The Light Up Navajo V initiative, a volunteer mutual aid program that seeks to extend electric service to families of the Navajo Nation in Arizona who currently have no access to electricity, begins in April. Central Wisconsin Electric Cooperative was one of 14 utility companies from throughout the nation that sent crews to participate in Light Up Navajo IV in 2023, during which the 176 volunteer electric line workers worked alongside Navajo Tribal Utility Authority (NTUA) crews to extend electric power to 137 homes.

Light Up Navajo was created from a unique partnership between NTUA and the American Public Power Association (APPA), which has a mutual aid program that sends electric crews to areas hit by natural disasters like hurricanes and tornadoes. Extending that concept beyond storm damage, NTUA and APPA formed Light Up Navajo, which gained the support of non-APPA utilities, such as the Public Service Company of New Mexico and Arizona Public Service.

A pilot program was launched in 2019, which brought together volunteer crews from public power utilities across the country to connect Navajo homes to the grid. In six weeks, the volunteer crews connected more than 230 homes, reducing the total number of U.S. homes without electricity by 1 percent.
“Outside utilities heard about our challenges and were inspired to be a part of this meaningful, life-changing project because they understand that the dreams of wanting electricity do remain prevalent,” said NTUA General Manager Walter Haase. “Our work is far from over and with the help of the visiting line workers, we will provide families the basic modern conveniences made possible by electricity, such as lighting, heating, air conditioning, and refrigerated food.”

“With electricity the families can also prepare for water and broadband services,” Haase added. “Electric connection does ease the burden for so many families, and that’s our ultimate goal–to help make life easier.”

Daily life for the approximate 13,500 families on the Navajo Nation that still lack access to electricity is definitely not easy. With no electricity to power running water, thousands of families travel up to an hour or even more several times a week to collect tanks of water. Outhouses serve as bathrooms. Perishable food is stored in portable coolers filled with ice. Burning chopped wood or coal is the only means of providing heat in an area that experiences heavy winters from November through April. Challenges to electrification of this area includes the high cost of connecting isolated rural households to the grid, sensitivity of families to utility costs; and limited availability of government loans for electrification.

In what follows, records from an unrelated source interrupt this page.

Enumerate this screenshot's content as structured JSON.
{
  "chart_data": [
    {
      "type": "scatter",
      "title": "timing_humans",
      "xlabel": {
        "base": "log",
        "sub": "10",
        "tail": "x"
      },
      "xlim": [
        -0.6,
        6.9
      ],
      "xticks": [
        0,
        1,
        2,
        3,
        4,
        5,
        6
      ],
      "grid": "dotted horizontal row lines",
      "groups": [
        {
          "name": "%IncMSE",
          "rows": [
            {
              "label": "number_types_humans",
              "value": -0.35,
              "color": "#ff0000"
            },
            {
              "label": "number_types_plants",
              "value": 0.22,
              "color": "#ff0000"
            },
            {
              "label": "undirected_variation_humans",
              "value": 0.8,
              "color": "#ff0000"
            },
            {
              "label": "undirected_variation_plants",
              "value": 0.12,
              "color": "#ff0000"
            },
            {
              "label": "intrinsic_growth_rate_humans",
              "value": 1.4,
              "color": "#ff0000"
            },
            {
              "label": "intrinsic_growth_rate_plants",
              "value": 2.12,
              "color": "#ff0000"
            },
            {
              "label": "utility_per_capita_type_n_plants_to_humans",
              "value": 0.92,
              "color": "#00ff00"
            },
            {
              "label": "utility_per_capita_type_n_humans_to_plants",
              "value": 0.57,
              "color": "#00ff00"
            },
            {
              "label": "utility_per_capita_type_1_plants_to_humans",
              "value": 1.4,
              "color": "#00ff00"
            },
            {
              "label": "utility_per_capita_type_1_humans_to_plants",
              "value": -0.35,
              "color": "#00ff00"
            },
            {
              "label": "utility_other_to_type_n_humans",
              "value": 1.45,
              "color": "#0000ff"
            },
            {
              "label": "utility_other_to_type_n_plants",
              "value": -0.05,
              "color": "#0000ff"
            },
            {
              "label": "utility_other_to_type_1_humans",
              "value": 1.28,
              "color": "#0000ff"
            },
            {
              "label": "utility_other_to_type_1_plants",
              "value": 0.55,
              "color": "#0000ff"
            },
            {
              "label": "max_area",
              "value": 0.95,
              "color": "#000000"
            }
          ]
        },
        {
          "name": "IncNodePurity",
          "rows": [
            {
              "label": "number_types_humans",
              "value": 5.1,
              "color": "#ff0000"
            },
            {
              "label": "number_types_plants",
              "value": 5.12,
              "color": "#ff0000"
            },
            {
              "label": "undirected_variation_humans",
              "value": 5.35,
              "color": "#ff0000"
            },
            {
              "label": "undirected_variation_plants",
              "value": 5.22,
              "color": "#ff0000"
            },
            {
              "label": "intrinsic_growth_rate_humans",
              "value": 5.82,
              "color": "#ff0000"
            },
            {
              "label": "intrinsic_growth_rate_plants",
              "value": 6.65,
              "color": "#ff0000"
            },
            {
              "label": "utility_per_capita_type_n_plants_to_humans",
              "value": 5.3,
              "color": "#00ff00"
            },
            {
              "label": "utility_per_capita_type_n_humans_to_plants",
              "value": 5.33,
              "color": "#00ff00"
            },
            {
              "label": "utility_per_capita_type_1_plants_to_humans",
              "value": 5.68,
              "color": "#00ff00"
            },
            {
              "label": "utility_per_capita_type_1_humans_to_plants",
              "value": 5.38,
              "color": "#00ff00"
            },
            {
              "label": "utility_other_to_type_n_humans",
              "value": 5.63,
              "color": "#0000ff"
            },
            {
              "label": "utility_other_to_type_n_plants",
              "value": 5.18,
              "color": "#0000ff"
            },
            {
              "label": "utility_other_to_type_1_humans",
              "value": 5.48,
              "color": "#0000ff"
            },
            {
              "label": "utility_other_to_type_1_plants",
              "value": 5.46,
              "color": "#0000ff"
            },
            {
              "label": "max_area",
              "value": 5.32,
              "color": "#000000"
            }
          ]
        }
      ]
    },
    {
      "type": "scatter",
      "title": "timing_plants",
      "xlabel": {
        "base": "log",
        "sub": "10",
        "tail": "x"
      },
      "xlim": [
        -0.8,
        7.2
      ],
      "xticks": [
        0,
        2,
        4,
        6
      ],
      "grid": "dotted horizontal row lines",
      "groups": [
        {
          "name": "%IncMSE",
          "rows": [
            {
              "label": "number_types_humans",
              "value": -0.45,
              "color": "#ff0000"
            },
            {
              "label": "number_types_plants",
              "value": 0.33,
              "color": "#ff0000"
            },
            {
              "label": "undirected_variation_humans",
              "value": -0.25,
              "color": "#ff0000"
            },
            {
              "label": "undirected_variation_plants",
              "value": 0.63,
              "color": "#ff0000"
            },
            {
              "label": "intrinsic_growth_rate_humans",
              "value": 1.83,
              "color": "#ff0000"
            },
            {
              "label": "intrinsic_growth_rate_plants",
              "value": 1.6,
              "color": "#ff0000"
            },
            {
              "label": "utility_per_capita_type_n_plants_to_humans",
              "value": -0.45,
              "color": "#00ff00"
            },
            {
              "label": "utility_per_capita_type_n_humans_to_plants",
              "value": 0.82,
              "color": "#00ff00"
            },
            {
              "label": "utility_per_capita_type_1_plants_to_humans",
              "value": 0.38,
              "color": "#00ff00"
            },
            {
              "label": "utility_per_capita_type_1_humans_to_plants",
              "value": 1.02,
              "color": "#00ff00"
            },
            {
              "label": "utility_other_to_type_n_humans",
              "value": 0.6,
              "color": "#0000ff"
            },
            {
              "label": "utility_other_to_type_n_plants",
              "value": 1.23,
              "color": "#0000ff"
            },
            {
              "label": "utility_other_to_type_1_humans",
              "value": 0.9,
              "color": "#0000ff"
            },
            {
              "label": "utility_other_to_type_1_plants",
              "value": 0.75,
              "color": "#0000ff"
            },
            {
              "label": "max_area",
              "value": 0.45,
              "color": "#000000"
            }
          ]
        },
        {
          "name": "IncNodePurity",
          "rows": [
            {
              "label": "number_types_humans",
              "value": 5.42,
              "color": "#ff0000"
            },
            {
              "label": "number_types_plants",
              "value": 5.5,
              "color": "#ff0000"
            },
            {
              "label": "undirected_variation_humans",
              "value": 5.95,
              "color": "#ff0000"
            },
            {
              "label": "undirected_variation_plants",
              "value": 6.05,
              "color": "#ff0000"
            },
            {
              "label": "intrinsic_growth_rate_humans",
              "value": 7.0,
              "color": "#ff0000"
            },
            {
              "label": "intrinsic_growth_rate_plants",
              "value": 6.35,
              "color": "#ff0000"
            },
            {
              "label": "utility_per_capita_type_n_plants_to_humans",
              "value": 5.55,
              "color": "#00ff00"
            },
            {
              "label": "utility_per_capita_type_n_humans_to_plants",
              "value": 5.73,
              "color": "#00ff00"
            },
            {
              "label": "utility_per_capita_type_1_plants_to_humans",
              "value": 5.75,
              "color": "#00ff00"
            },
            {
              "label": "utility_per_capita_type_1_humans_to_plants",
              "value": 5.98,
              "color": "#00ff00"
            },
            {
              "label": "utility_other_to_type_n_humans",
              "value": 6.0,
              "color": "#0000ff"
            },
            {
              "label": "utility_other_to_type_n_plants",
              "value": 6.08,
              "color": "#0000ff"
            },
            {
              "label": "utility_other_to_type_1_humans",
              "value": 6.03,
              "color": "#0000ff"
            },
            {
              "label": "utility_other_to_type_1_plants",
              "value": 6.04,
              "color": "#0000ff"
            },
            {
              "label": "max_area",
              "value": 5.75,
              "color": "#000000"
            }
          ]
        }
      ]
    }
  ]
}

The typical cost for NTUA to connect a home is $40,000. The Light Up Navajo approach significantly reduces that cost to an estimated $8,000 per home. To date, funding for the project has come from $272,000 in monetary donations, about $440,000 in volunteer time and labor, and a $125,000 grant from APPA’s Demonstration of Energy and Efficiency Developments program.

NTUA is currently planning for 2024 Light Up Navajo V. The initiative will begin in April 2024 and end in July 2024. There are currently three Wisconsin-based electric cooperatives planning to send linemen in 2024.